Twice, in 1997 and 1998, Burkett was arrested for failing to register as a felon and to change his address. On August 19, 1999, 33-year-old Brigitte Mitchell Thomas went missing in Las Vegas. Burkett has been considered a prime suspect in this case. On September 4, 2002, Burkett lured 41-year-old Valetter Jean Bousley behind a church in Las Vegas and attacked her, ultimately strangling her to death. A witness to the crime came forward in March 2003, saying that he had witnessed the abduction. The witness, who was in jail, described how he saw Bousley follow Burkett behind the church. Then, ten minutes later, he saw Burkett walk away alone.

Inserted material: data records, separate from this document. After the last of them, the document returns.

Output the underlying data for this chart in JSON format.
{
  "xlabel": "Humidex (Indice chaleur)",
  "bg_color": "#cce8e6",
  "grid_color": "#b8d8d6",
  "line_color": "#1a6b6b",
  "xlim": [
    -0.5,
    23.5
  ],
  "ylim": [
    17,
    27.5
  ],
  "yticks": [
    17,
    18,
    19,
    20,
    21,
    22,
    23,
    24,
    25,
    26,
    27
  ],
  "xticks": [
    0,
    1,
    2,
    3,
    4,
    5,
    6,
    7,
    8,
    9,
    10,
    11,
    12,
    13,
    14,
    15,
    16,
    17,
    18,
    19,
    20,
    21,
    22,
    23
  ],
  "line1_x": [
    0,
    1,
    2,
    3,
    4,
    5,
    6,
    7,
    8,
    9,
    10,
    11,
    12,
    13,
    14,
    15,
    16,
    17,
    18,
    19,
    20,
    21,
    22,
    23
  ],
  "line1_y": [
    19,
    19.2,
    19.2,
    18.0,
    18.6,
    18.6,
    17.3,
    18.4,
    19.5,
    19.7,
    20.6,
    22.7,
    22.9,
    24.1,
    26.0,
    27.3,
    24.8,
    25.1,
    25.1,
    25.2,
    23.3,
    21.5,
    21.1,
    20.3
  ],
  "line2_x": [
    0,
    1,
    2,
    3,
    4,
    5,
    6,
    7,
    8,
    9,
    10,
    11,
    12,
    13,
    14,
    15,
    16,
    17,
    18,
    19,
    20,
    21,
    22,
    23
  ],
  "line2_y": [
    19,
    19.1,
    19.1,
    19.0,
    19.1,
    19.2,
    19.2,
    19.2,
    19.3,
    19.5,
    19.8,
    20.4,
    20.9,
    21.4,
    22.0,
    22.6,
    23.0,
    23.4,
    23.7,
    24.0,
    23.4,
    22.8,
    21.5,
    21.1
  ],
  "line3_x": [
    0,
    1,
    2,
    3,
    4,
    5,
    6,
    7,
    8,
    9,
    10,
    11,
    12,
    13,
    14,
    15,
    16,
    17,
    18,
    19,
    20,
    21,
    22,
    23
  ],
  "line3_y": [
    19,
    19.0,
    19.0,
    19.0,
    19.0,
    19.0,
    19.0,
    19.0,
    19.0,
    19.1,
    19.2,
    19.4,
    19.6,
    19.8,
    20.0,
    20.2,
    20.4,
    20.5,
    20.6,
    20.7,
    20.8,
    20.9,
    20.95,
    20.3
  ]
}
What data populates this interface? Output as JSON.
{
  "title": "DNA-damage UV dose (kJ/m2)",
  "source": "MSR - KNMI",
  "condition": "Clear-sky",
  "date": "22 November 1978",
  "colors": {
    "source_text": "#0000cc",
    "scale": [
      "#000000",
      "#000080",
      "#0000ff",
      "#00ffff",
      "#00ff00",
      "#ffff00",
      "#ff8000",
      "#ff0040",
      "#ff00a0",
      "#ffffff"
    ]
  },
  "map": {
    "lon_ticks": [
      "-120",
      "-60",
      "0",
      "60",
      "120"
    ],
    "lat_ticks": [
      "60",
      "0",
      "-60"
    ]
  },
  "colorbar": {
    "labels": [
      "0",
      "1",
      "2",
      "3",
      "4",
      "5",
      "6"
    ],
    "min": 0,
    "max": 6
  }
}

Police uncovered further evidence that implicated Burkett in the murder. He was arrested in October of that year, convicted of voluntary manslaughter, and served six years in prison. In 2004, Burkett was required to submit a sample of his DNA so it could be stored on file. In 2009, Burkett, then in his early 60s, was released from prison and began to live a quiet life, residing in his native Mississippi until his final arrest.

== Investigation ==
In 2009, after being granted nearly $500,000 by the U.S. Department of Justice, Las Vegas Metro Police began to run DNA tests in national databases to locate perpetrators of unsolved murders. In 2010, the sister of Barbara Ann Cox made a call to Metro Police's Cold Case Team, pleading for them to review the unsolved case. In 2011, following a forensic examination, the Cox murder and the 1994 murder of Tina Mitchell were linked. Following the breakthrough, police began looking for potential suspects, and Burkett was located. His 2004 DNA sample was compared to the cases and was matched to the samples found at the murder scenes. Following this, Burkett was arrested in Mississippi in July 2012 and extradited back to Nevada to face murder charges.

== Aftermath ==
Once arraigned on two counts of first-degree murder and later indicted on a third count related to the May 1994 murder of Althea Williams, Burkett pleaded not guilty. Las Vegas prosecutors sought a death sentence. They later withdrew that possibility after learning Burkett was in the early stages of dementia. In 2018, Burkett pleaded guilty to two counts of second-degree murder and was sentenced to 10 years to life in prison.

==Death==
On January 19, 2021, Burkett died of complications from COVID-19 while imprisoned at Northern Nevada Correctional Center.